O conselheiro Fernando Teixeira comunicou sobre o convite que do Colegiado Territorial de Identidade da Religião Metropolitana de Salvador (CODETER), para que o CEC pudesse indicar um nome que integrasse a composição do Colegiado da RMS. Fernando se colocou a disposição do CEC para fazer esta representação o que foi aprovado pelo conjunto dos conselheiros.

Já o conselheiro Kuka Matos solicitou a necessidade de divulgação do relatório sobre o processo eleitoral que elegeu os 20 novos conselheiros estaduais de cultura pela Comissão Eleitoral que esteve a frente da realização do pleito.
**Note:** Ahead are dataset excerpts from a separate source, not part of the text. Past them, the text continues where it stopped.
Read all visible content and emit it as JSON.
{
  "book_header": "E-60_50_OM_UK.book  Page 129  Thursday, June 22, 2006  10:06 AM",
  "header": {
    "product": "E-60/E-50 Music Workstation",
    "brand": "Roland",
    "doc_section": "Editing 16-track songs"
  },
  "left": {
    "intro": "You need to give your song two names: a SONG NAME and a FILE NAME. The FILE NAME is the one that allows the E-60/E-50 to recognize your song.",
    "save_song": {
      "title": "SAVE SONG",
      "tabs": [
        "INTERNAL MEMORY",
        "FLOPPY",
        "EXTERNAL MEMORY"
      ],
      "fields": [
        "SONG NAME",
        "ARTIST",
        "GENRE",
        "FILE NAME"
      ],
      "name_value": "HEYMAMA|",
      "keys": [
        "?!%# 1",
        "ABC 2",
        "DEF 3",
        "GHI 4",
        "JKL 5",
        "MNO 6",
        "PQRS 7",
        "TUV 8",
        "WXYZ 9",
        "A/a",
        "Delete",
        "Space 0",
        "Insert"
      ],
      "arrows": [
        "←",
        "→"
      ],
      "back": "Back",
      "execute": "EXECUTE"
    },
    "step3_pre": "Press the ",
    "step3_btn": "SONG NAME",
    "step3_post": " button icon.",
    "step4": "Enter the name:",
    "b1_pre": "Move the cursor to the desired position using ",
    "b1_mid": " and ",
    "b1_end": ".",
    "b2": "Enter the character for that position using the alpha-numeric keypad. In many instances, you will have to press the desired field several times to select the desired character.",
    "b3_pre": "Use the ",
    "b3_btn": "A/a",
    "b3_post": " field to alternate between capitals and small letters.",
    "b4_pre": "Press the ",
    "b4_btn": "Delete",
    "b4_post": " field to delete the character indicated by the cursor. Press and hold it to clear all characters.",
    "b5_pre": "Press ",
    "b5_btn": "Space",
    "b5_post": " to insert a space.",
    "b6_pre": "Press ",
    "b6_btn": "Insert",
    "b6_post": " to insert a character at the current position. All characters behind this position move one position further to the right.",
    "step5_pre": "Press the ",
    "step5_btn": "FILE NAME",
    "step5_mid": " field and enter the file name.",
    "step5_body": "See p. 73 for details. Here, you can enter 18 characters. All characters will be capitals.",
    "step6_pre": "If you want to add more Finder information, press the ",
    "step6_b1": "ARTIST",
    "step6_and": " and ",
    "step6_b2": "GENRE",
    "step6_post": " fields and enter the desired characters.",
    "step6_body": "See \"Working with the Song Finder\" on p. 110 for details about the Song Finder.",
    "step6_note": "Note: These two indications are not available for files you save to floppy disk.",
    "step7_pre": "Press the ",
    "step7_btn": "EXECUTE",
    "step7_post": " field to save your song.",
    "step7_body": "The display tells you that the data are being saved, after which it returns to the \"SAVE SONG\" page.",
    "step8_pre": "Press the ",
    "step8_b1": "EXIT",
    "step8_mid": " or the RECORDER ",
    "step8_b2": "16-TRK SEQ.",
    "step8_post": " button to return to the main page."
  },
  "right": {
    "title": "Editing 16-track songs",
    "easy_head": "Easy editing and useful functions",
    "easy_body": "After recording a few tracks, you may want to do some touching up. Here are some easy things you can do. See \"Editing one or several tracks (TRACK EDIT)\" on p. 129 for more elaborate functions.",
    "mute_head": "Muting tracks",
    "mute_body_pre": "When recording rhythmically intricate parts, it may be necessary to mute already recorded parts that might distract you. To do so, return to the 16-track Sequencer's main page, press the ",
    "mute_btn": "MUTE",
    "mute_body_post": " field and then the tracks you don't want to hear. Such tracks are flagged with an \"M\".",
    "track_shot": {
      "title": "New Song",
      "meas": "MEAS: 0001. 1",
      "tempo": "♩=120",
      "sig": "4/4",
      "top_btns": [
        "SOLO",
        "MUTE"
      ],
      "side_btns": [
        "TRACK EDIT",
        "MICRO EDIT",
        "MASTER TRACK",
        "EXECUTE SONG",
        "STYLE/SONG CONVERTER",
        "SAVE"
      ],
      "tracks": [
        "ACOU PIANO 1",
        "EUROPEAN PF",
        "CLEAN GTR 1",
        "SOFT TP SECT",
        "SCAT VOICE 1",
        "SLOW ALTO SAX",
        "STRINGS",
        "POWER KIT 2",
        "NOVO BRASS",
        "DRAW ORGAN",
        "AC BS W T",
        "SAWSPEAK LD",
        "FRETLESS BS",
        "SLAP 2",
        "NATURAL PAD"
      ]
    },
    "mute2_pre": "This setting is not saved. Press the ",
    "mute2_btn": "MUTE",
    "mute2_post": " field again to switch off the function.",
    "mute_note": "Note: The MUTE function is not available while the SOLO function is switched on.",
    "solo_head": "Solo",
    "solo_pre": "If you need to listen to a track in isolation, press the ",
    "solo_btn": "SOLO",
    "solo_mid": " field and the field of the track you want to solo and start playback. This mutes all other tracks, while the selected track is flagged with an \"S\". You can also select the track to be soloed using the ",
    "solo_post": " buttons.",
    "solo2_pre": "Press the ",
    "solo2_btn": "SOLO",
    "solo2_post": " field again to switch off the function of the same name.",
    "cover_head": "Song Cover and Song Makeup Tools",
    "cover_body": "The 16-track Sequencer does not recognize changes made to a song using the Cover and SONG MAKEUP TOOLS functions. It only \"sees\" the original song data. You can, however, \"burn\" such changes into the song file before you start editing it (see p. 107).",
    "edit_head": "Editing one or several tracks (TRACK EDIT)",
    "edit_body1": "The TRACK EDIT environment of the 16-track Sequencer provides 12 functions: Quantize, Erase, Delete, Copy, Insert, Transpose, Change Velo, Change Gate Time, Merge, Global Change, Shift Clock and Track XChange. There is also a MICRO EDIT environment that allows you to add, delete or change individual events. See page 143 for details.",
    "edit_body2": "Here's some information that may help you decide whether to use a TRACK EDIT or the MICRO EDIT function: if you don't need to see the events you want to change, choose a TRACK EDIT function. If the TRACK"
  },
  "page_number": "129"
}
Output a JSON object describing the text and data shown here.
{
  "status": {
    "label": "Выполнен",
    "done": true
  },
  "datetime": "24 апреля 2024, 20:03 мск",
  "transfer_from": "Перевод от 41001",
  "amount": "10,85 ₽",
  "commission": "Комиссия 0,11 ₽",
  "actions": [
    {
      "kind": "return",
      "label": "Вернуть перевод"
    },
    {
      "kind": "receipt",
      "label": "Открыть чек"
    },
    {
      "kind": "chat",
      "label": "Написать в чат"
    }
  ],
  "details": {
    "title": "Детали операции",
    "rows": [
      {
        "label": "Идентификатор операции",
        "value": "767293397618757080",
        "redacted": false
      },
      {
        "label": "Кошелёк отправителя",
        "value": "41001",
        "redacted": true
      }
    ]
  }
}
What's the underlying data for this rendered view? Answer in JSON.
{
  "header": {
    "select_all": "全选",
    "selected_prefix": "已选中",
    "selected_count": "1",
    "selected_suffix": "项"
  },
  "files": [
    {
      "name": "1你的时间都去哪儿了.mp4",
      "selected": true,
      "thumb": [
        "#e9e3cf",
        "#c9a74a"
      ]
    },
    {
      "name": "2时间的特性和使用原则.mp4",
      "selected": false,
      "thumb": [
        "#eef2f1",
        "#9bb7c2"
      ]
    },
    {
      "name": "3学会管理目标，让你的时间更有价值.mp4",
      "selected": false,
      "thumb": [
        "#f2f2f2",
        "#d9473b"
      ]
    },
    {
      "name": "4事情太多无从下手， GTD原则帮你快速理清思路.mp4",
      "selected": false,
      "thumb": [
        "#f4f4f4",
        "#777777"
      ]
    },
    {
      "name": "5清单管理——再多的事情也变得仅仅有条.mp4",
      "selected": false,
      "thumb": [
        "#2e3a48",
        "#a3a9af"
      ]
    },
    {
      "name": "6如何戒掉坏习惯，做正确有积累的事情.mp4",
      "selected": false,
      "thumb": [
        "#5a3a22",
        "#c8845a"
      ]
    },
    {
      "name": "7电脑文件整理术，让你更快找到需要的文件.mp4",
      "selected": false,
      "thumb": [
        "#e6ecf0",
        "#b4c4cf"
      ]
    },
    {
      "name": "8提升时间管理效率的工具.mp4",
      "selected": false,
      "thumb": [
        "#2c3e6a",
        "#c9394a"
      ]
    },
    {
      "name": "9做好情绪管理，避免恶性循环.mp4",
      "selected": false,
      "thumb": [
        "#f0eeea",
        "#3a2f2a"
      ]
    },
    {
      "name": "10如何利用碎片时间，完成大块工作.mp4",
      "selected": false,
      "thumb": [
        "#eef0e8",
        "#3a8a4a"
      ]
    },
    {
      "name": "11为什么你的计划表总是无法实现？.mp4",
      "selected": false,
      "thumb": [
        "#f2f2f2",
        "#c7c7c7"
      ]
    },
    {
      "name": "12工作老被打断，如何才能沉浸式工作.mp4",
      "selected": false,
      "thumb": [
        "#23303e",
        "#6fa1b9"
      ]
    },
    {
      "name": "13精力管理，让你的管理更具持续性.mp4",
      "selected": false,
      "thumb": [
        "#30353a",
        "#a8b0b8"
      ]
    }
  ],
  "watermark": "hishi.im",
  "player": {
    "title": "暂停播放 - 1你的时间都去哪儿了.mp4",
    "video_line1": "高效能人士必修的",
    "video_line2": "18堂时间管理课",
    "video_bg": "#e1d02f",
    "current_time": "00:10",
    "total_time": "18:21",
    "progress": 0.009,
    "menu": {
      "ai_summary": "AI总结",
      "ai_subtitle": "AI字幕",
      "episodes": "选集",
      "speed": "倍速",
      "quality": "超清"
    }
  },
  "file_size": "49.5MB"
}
Já o conselheiro Carlos Silva comentou sobre as iniciativas e as campanhas que vêm sendo desenvolvidas para mobilizar a sociedade baiana em torno da volta da “Pedra de Bendegó” para Bahia. 

Na plenária da tarde foi apresentado o relatório com as atividades desenvolvidas pelo CEC durante o Fórum Social Mundial em março (o relatório, em breve, estará disponível aqui) e debatido um plano de gestão e atividades para o CEC em 2018. Após amplo debate, foi deliberada pela criação e instituição de uma Comissão Temporária que irá elaborar uma proposta de agenda para o ano ser discutida e aprovada pelos conselheiros na próxima plenária no dia 17 de maio.

O conselheiro Márcio Ângelo Ribeiro ressaltou que o CEC deve se focar em atividades propositivas. “O objetivo do CEC é propor, é discutir, é fiscalizar, é dialogar com o Estado. Precisamos debater aqui o orçamento de cultura do governo. Debater a política territorial nos municípios.”, disse. 

Além disso, a conselheira Nide Nobre trouxe uma carta elaborada por profissionais da arte em repúdio ao descaso com os artistas brasileiros. A carta está sendo compartilhada para despertar a atenção quanto à discussão que está na pauta do Supremo Tribunal Federal sobre mudanças no que concerne a regulamentação profissional dos artistas. Um grupo expressivo de artistas tem se manifestado contra as mudanças. Os conselheiros deliberaram por examinar melhor o tópico antes de deliberarem conjuntamente por uma posição.